Timing is important. They probably won’t connect the word’s meaning to what you’re saying if you keep repeating it to them when they’re not going potty. Therefore, check to see if they have just begun to go or, with practice, when they are about to go (this gets easier once you can read their cues that they are about to pee or poop). Only use the word once.
Remove their water bowl around two and a half hours before bedtime to lessen the likelihood that your puppy will need to go potty during the night. Most puppies can sleep for about seven hours without getting up to use the bathroom.

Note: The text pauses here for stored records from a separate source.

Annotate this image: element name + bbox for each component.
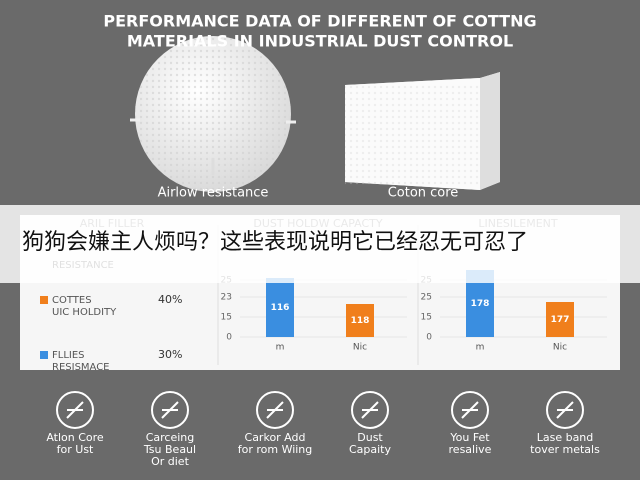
feature-label: Lase band — [537, 431, 594, 444]
bar — [346, 304, 374, 337]
feature-icon — [151, 391, 189, 429]
feature-label: resalive — [449, 443, 492, 456]
feature-glyph — [361, 401, 379, 419]
feature-label: Atlon Core — [46, 431, 104, 444]
y-tick-label: 0 — [426, 333, 432, 343]
feature-icon — [351, 391, 389, 429]
illustration-label: Coton core — [388, 186, 459, 201]
bar — [266, 278, 294, 337]
banner — [0, 205, 640, 283]
y-tick-label: 23 — [221, 293, 232, 303]
row-label: UIC HOLDITY — [52, 307, 117, 318]
feature-label: Carkor Add — [245, 431, 306, 444]
x-tick-label: m — [476, 343, 485, 353]
bar-label: 178 — [471, 299, 490, 309]
feature-label: for Ust — [57, 443, 94, 456]
feature-glyph — [161, 401, 179, 419]
banner-text: 狗狗会嫌主人烦吗？这些表现说明它已经忍无可忍了 — [22, 230, 528, 255]
illustration-label: Airlow resistance — [158, 186, 269, 201]
feature-glyph — [461, 401, 479, 419]
feature-label: tover metals — [530, 443, 600, 456]
row-label: FLLIES — [52, 350, 85, 361]
title-line: PERFORMANCE DATA OF DIFFERENT OF COTTNG — [103, 12, 536, 31]
feature-label: Capaity — [349, 443, 392, 456]
bar-label: 118 — [351, 316, 370, 326]
x-tick-label: m — [276, 343, 285, 353]
x-tick-label: Nic — [553, 343, 567, 353]
feature-glyph — [266, 401, 284, 419]
y-tick-label: 15 — [221, 313, 232, 323]
bar — [546, 302, 574, 337]
title-line: MATERIALS IN INDUSTRIAL DUST CONTROL — [127, 32, 513, 51]
bar-label: 116 — [271, 303, 290, 313]
y-tick-label: 25 — [421, 293, 432, 303]
legend-swatch — [40, 296, 48, 304]
row-label: RESISMACE — [52, 362, 110, 373]
feature-icon — [256, 391, 294, 429]
feature-label: Dust — [357, 431, 383, 444]
row-value: 40% — [158, 293, 182, 306]
row-label: COTTES — [52, 295, 92, 306]
feature-label: Tsu Beaul — [143, 443, 196, 456]
legend-swatch — [40, 351, 48, 359]
row-value: 30% — [158, 348, 182, 361]
feature-icon — [451, 391, 489, 429]
feature-label: for rom Wiing — [238, 443, 313, 456]
feature-label: Or diet — [151, 455, 189, 468]
y-tick-label: 15 — [421, 313, 432, 323]
bar-label: 177 — [551, 315, 570, 325]
y-tick-label: 0 — [226, 333, 232, 343]
sphere-illustration — [130, 36, 296, 192]
feature-label: Carceing — [146, 431, 195, 444]
x-tick-label: Nic — [353, 343, 367, 353]
feature-icon — [546, 391, 584, 429]
feature-glyph — [556, 401, 574, 419]
feature-glyph — [66, 401, 84, 419]
feature-icon — [56, 391, 94, 429]
feature-label: You Fet — [449, 431, 490, 444]
cube-illustration — [345, 72, 500, 190]
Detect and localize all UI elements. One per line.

If your puppy does wake you up in the middle of the night, don’t make a big deal; otherwise, they might assume it’s time to play and refuse to go back to sleep. Please don’t talk to or play with your puppy; turn off as many lights as possible, take them outside to go potty, and then put them back to bed.
Crate Train Your Puppy
Most trainers concur that a crate is a crucial tool for potty training. Potty training your puppy, and training in general, can be significantly aided by confining your puppy to their area. Because a dog usually doesn’t want to soil a place where they spend time living and sleeping, a crate will help your puppy learn to “hold it.” The crate must be an appropriate size.
Crates should be big enough for your dog to sit, lie down, and turn around comfortably but not so big that they can turn a portion into a bathroom. When a puppy is small, it is best to use a crate with a divider that can be adjusted because the puppy will soon become larger.

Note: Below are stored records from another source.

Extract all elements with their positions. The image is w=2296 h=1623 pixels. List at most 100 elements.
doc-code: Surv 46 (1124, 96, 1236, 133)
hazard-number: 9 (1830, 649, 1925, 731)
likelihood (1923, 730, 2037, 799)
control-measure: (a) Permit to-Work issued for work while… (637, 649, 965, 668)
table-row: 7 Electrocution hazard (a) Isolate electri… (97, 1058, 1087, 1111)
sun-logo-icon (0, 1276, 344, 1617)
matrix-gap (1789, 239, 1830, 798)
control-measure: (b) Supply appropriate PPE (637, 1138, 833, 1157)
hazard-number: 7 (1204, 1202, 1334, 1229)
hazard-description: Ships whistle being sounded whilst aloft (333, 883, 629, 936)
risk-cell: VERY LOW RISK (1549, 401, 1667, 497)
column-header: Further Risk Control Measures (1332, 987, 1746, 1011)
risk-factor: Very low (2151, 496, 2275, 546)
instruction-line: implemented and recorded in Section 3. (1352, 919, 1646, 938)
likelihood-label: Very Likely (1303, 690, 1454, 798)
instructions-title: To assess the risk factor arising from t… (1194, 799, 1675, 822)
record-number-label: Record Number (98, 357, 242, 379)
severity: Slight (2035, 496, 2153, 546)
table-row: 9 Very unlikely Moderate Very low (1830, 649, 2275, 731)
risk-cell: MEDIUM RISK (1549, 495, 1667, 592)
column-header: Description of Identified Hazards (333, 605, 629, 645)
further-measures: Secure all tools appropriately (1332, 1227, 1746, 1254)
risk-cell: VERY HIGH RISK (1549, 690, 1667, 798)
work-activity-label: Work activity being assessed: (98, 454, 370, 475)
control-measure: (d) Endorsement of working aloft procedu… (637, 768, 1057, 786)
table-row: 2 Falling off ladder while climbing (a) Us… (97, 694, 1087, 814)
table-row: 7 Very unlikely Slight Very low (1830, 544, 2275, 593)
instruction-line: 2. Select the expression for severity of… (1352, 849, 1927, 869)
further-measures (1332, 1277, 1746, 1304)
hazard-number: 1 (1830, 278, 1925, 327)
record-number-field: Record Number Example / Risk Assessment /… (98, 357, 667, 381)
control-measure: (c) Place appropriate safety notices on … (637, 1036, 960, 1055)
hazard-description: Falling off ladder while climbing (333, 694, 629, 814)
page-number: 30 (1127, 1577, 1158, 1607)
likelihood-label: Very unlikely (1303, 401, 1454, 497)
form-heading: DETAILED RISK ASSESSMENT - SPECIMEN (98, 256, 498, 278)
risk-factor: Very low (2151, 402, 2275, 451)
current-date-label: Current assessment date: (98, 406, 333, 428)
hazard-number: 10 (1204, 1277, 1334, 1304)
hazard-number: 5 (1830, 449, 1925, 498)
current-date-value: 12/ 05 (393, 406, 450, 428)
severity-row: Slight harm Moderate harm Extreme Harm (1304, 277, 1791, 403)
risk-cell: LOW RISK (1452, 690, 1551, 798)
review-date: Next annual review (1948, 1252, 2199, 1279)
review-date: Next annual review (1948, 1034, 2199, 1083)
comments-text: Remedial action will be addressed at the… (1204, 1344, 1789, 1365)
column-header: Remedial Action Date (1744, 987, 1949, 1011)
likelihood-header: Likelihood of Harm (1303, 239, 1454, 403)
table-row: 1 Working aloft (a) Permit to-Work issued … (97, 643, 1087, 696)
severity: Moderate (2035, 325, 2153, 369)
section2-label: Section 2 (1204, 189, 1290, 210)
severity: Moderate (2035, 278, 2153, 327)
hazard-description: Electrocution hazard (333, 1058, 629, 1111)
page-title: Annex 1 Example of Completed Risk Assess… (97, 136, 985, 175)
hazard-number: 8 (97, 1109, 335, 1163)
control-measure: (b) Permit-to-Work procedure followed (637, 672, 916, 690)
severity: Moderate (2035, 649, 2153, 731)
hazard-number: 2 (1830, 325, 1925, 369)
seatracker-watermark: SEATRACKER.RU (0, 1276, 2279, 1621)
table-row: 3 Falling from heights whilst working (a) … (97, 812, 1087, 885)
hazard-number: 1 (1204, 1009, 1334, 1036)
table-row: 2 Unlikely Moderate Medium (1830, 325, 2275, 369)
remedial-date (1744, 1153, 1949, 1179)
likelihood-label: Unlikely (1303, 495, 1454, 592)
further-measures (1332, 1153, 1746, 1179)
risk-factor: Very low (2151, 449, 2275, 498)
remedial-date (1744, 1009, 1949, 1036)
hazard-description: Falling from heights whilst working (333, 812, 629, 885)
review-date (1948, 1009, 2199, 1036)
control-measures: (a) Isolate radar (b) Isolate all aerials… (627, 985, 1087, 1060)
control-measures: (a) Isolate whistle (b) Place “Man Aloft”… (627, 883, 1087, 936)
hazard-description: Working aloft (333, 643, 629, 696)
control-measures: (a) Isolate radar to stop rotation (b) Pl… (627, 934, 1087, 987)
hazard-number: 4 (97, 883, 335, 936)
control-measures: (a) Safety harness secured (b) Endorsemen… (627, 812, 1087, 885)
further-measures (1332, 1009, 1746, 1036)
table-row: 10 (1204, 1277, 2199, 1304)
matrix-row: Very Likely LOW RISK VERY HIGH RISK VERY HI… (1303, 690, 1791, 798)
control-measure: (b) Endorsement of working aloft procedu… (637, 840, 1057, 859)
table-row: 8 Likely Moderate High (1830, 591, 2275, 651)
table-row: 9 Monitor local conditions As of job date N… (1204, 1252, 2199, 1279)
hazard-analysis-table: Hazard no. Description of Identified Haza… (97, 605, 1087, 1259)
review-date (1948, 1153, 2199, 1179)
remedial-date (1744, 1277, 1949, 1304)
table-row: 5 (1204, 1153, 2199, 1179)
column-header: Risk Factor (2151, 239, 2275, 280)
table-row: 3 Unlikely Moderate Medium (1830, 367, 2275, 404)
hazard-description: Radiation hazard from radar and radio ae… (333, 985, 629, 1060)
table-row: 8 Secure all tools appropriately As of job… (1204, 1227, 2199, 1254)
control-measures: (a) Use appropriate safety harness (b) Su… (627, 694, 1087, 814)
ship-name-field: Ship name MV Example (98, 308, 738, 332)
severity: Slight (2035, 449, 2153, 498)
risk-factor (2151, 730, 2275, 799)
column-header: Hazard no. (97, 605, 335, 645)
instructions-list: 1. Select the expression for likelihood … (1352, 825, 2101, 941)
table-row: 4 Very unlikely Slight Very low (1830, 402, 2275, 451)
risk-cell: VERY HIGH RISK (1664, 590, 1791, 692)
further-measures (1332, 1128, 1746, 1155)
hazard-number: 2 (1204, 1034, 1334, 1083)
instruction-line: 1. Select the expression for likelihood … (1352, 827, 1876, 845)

Ensure your puppy spends enough time inside the crate to feel at home. Your dog must associate the crate with positive experiences, including being secure and content. Be sure the crate is not used as punishment.
Should You Use Puppy Pee Pads?
Even though trainers advise against them, some dog owners use puppy pee pads or paper out of convenience or because they think their puppies can’t go outside before or during immunizations.
Pee pads essentially teach your dog to relieve himself inside your home. Many dog owners begin using pads, hoping that doing so will be the first step in teaching their dogs to relieve themselves outside. Rarely does this work. Most of the time, it simply prolongs and complicates the process of potty training.
When you train your puppy to use the bathroom indoors by teaching them to use the pee pad, they may never learn to go outside.
Additional drawbacks to pee pads include that they add to the cost, it’s unhygienic to have poop and pee in your home, and many dogs enjoy chewing on them. Pee pads are a solution if you or your dog has mobility issues and finds it challenging to go outside.
The best place for potty training is outside, where your pup will also benefit from valuable mental stimulation and opportunities to be social.
It’s never too late to potty train any dog. However, as soon as you bring your puppy home, begin potty training as quickly as possible. The ideal time to start potty training puppies is between 12 and 16 weeks of age. Most puppies are capable of effective potty training by this age and have adequate bladder and bowel control.